Here’s what Byrd-Bennett did not include in the committee’s list of responsibilities:
1. Preparing more low-income Latinos for admission in the top selective enrollment high schools. In a December post, I wrote about the decreasing number of low-income students at selective-enrollment schools–enrollment that dropped as gentrification in our city grew (see the graph near the middle of the post).
2. Addressing the fact that not one selective-enrollment high school exists in a predominantly Latino neighborhood–look at the population in Jones College Prep‘s neighborhood, North Side College Prep’s neighborhood, Payton’s neighborhood, or Whitney Young’s neighborhood (scroll down to pie charts by race). While students must still test in, these schools’ locations gives many white affluent students a distinct advantage.
3. Solving the overcrowding issue around Midway Airport, where the Latino population increased significantly over the last 15 years (see Hispanics / Latinos map in the link)
4. Securing enduring high-quality education options for low-income Latino students–especially on the Southwest side in light of the recent UNO scandal that jeapordizes 7500 students in 16 schools.
5. Improving the infrastructure at schools with large Latino populations–schools significantly outdated for a 21st century education.

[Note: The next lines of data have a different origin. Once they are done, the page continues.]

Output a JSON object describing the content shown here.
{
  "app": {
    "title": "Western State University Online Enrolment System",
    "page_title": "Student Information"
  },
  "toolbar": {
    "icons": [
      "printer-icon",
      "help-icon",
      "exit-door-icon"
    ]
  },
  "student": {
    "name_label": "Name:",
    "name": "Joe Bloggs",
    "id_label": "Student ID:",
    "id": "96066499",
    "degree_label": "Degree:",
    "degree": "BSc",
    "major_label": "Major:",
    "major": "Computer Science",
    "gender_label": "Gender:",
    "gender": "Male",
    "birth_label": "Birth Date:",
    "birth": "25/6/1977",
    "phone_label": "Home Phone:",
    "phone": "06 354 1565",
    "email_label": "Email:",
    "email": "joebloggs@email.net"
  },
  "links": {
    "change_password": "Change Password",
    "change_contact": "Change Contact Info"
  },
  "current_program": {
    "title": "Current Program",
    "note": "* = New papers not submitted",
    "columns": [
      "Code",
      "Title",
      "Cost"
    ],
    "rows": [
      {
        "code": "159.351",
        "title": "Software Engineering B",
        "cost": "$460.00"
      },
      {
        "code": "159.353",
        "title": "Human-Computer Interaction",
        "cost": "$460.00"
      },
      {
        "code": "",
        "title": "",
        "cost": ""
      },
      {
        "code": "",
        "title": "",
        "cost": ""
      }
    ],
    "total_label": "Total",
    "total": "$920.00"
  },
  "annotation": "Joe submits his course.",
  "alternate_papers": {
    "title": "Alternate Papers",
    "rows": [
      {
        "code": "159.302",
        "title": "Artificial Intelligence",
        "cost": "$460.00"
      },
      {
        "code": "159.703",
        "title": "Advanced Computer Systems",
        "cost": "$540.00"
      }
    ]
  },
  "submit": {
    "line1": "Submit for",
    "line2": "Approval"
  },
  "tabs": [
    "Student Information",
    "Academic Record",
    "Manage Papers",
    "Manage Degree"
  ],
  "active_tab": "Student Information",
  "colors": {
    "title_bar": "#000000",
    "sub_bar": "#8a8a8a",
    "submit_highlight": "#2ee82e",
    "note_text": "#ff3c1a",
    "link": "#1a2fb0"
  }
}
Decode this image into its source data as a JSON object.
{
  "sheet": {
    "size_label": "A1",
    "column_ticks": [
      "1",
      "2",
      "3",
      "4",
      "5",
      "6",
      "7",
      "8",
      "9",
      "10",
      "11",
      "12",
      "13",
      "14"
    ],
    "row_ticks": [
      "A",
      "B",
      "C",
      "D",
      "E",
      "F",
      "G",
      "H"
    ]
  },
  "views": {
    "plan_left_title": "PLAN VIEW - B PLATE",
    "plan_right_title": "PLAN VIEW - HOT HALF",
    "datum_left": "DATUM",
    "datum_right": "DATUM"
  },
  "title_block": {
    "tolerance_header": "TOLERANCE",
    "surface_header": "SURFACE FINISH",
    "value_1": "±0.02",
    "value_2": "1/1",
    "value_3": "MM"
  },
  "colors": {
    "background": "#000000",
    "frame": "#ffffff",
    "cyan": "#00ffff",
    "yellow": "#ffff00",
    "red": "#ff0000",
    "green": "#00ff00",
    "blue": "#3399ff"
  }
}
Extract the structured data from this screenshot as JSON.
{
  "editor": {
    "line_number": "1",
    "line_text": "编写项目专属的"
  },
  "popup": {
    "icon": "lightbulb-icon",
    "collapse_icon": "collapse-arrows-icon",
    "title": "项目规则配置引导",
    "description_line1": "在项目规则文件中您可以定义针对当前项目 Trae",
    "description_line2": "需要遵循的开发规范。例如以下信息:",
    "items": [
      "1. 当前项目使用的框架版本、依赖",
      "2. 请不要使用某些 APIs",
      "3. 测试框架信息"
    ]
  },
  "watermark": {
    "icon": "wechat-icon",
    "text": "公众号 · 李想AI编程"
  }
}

At my Southwest side high school, some classrooms still only have one working outlet. Three floors in one wing that used to be a convent are blocked off and are unusable. Some fear emphasizing this wasted space because they think our school might get closed down. Instead, we need to emphasize how outdated our building is because the students in 60629 deserve a new building.
The topics on the the CPS Latino Advisory Committee’s list deserve attention. But their counsel or policy insight remains incomplete without accomplished Latino teacher voices to help them understand the limits and opportunities of implementation when they decide what we–classroom teachers–should do.